Por estas horas se conoció la reciente decisión de una jueza de Carolina del Sur, en Estados Unidos, quien decretó que el condenado a muerte más joven en la historia de ese país, George Stinney, no tuvo un proceso justo.

El 16 de junio de 1944, el chico negro de 14 años y de apenas 43 kilos de peso, era condenado y ejecutado por el presunto asesinato de dos nenas: Betty June Binnicker, de 11 años, y Mary Emma Thames, de 7.

Y al momento de efectuar la ejecución, era tan chiquito que el verdugo tuvo que poner una guía telefónica debajo de sus nalgas para que no se deslizara en la silla eléctrica.

Durante el proceso judicial que llevó al crimen, que no duró más de una jornada, la policía afirmó que contaba con la confesión del adolescente, aunque nunca se encontraron escritos en ese sentido en los archivos judiciales.
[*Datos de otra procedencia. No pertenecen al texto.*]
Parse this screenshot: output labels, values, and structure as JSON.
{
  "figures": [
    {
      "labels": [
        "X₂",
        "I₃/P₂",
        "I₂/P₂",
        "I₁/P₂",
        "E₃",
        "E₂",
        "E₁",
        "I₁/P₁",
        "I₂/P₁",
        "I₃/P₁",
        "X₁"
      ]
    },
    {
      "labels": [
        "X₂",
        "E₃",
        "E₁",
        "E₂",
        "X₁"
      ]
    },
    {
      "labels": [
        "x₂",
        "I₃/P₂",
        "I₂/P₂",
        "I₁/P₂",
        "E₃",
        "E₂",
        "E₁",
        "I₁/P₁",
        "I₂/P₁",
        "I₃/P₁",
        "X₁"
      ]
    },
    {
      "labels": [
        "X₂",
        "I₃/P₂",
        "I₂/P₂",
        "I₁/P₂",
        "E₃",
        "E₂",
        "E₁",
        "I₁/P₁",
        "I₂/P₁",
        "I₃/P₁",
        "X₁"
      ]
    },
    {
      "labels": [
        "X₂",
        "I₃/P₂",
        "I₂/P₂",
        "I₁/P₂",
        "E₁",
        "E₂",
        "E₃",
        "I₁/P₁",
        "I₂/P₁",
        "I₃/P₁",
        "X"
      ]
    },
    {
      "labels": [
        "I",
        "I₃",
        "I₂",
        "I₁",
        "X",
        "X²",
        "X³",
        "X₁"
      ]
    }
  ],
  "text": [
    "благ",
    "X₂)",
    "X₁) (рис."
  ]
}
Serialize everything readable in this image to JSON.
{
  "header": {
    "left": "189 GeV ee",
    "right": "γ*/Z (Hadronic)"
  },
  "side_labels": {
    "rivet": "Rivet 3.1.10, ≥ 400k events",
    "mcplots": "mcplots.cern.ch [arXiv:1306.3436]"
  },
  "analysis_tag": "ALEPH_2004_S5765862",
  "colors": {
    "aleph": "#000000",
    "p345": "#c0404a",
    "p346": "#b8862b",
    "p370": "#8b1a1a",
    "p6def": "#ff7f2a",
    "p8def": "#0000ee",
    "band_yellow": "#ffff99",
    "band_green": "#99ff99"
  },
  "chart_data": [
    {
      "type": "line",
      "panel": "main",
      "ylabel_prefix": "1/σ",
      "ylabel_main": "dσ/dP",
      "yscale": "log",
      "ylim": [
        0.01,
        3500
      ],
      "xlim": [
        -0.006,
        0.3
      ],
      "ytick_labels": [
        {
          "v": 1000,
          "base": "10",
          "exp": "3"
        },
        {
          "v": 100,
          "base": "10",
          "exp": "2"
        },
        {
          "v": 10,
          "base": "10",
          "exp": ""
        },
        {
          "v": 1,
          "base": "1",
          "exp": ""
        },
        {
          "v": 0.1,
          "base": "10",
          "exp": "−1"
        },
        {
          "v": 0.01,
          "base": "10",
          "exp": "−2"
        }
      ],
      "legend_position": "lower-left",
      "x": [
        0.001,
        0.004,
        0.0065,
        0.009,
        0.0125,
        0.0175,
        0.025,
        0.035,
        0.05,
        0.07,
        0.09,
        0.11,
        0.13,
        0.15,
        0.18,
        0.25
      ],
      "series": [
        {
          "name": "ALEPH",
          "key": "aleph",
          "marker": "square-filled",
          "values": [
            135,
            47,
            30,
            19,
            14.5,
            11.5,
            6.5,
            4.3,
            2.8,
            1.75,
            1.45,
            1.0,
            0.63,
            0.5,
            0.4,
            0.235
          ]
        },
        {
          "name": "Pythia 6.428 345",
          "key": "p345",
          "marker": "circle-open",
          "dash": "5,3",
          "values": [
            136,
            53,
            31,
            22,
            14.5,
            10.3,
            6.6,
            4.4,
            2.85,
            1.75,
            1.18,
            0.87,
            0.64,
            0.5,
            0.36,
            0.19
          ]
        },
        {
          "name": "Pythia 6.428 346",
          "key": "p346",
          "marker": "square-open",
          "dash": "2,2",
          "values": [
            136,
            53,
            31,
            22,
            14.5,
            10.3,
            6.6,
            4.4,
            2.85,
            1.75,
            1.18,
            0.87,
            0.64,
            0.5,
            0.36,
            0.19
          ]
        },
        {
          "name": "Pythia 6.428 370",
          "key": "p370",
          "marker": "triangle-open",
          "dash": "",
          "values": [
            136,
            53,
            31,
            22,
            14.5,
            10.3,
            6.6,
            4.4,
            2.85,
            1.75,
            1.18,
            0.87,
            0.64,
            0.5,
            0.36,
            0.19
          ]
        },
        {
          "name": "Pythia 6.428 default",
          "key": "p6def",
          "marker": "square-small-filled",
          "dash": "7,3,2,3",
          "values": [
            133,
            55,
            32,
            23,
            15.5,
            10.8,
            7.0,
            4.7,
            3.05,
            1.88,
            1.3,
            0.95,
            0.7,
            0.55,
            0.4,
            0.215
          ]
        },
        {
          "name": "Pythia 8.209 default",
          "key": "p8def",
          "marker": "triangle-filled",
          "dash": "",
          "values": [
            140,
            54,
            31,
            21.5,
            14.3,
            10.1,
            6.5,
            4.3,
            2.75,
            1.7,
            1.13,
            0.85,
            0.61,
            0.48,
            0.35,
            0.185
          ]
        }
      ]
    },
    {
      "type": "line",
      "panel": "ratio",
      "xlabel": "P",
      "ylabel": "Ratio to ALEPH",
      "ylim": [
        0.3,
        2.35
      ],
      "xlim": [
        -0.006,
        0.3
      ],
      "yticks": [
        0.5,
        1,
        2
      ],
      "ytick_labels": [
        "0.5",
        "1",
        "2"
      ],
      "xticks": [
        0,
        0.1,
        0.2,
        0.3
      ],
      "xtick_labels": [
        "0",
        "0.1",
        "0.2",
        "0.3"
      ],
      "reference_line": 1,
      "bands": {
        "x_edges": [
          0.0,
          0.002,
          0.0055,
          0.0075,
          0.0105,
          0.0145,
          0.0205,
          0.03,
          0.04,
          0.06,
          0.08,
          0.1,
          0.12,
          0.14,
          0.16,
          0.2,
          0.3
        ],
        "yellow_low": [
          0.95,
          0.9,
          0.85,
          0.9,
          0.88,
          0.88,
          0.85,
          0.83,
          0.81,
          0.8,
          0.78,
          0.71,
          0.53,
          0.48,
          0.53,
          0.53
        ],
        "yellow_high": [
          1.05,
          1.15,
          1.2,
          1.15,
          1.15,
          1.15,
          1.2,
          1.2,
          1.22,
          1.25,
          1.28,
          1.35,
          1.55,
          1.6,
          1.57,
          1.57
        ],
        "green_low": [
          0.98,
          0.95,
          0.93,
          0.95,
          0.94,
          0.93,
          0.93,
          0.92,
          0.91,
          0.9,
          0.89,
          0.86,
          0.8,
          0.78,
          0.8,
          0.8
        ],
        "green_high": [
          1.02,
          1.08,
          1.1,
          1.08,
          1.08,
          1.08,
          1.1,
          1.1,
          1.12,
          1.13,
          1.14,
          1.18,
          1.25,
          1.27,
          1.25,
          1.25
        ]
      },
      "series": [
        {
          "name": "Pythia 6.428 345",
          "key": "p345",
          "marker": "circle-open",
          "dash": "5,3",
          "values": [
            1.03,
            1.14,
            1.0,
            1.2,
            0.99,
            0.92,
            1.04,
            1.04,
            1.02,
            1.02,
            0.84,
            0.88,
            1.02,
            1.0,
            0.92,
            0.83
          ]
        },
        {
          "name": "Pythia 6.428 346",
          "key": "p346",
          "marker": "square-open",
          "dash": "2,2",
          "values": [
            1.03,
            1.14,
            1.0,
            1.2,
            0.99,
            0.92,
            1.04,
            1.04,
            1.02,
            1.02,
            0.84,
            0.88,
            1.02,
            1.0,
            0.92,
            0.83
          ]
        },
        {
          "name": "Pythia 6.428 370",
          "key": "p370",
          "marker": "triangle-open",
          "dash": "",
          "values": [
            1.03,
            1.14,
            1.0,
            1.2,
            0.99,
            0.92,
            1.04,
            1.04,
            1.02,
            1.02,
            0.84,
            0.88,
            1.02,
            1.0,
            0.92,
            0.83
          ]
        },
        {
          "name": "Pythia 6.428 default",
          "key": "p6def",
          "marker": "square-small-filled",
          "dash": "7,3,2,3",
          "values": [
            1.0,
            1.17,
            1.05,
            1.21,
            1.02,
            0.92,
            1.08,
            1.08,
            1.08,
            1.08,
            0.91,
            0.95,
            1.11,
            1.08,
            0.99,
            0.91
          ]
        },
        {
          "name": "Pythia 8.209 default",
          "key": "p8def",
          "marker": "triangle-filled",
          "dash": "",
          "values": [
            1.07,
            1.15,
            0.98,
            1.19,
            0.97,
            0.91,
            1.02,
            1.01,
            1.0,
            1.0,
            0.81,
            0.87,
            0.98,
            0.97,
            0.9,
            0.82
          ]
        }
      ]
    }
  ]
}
Y el jurado formado íntegramente por blancos tomó por cierta esa presunta confesión.

El abogado del chico era además un cobrador de impuestos blanco, que en ese entonces en plena campaña para su reelección, convocó a muy pocos testigos y apenas realizó algunos simulacros de contra interrogatorios.

Setenta años más tarde, la jueza Carmen Tevis Mullen afirmó que el proceso judicial contra Stinney había estado plagado de "violaciones fundamentales y constitucionales a un proceso regular", agregando que "no recuerdo un caso en el que abundaran tantas pruebas de violaciones de los derechos constitucionales y tantas injusticias".

El hermano y la hermana del ejecutado, hoy septuagenario y octogenaria, emprendieron hace años un combate judicial para rehabilitar el nombre de George. "Estoy tan feliz", dijo Katherine Stinney Robinson a un diario local, aunque advirtió que "esta decisión tardó demasiado".

Tanto tardó que la pena de muerte legal se cumplió. El asesinato legal se ejecutó. Y la pena de muerte es insoluble.